PM: Abschließend natürlich die Frage: Was wird 2014 besonders heiß? Was müssen wir besonders im Auge behalten?

Zander: Auch wenn es dieses Jahr schon ein großes Thema war, denke ich, dass wir bei JavaScript-Frameworks und -Technologien gerade erst am Anfang stehen. Dort erwarte ich noch einiges an Weiterentwicklungen und vorallem auch die regelmäßige produktive Nutzung von Canvas oder sonstigen Erweiterungen, die man aktuell eher noch selten antrifft. Wir haben gerade selber erst mit WebGL in einem Projekt gearbeitet – nicht nur hat es unglaublich Spaß gemacht auch sind die Ergebnisse wirklich beeindruckend.

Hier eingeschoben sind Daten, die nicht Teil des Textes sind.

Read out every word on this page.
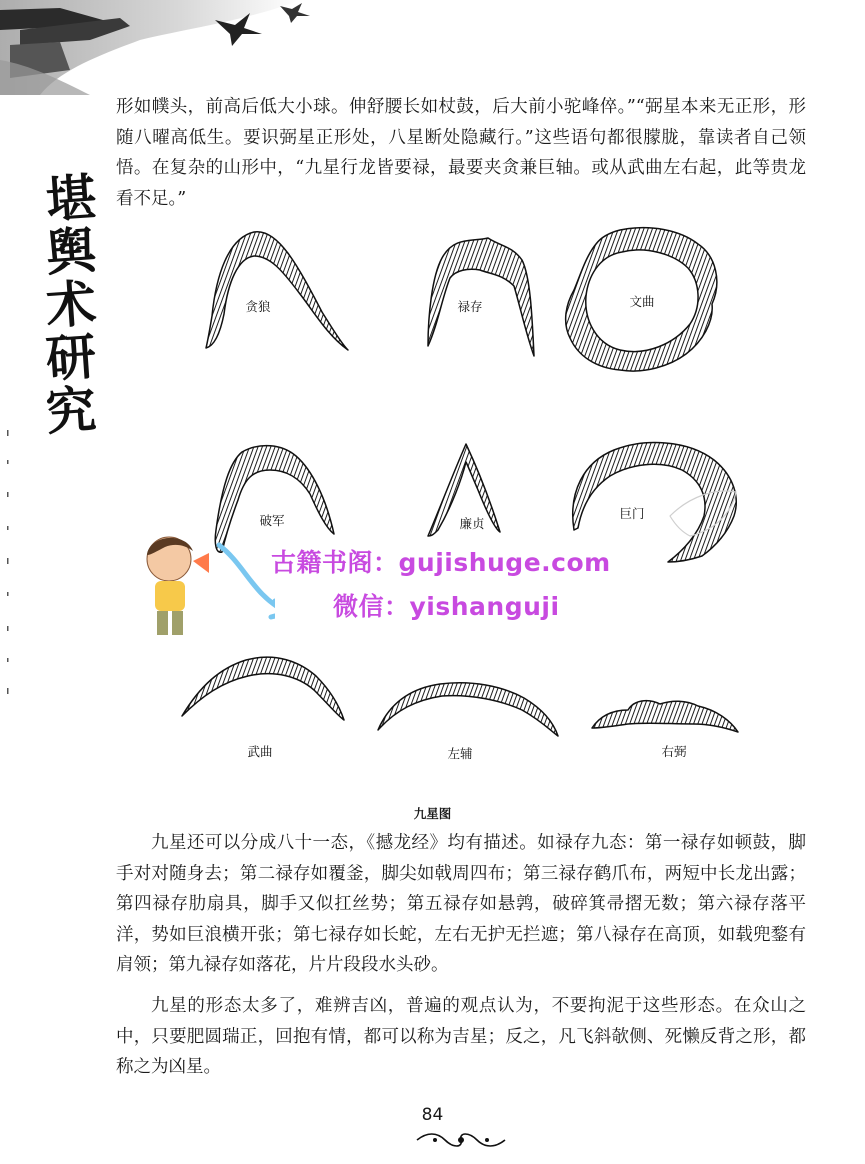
堪
舆
术
研
究

形如幞头，前高后低大小球。伸舒腰长如杖鼓，后大前小驼峰倅。”“弼星本来无正形，形随八曜高低生。要识弼星正形处，八星断处隐藏行。”这些语句都很朦胧，靠读者自己领悟。在复杂的山形中，“九星行龙皆要禄，最要夹贪兼巨轴。或从武曲左右起，此等贵龙看不足。”

贪狼	禄存	文曲
破军	廉贞
巨门
武曲	左辅	右弼
古籍书阁：gujishuge.com
微信：yishanguji
九星图

九星还可以分成八十一态，《撼龙经》均有描述。如禄存九态：第一禄存如顿鼓，脚手对对随身去；第二禄存如覆釜，脚尖如戟周四布；第三禄存鹤爪布，两短中长龙出露；第四禄存肋扇具，脚手又似扛丝势；第五禄存如悬鹑，破碎箕帚摺无数；第六禄存落平洋，势如巨浪横开张；第七禄存如长蛇，左右无护无拦遮；第八禄存在高顶，如载兜鍪有肩领；第九禄存如落花，片片段段水头砂。

九星的形态太多了，难辨吉凶，普遍的观点认为，不要拘泥于这些形态。在众山之中，只要肥圆瑞正，回抱有情，都可以称为吉星；反之，凡飞斜欹侧、死懒反背之形，都称之为凶星。

84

Ryvlin: Ja, ich sehe auch ein sehr großes Wachstumspotenzial in JavaScript und freue mich sehr auf die Entwicklung in 2014. Aber als Magento-Entwickler habe ich die Hoffnung auch noch nicht verloren, dass Magento 2 doch schon 2014 in einer stabilen Version herauskommt. Dies wird e-Commerce wahrscheinlich nicht revolutionieren, ich sehe es aber als einen großen evolutionären Schritt in die richtige Richtung. Auch die Oro-Plattform von ehemaligen Magento-Entwicklern ist ein sehr interessanter und viel versprechender Ansatz. Wenn hier alles wie erwartet weitergeht, wird sich ein großes lebendiges Ökosystem um Oro-Plattform entwickeln.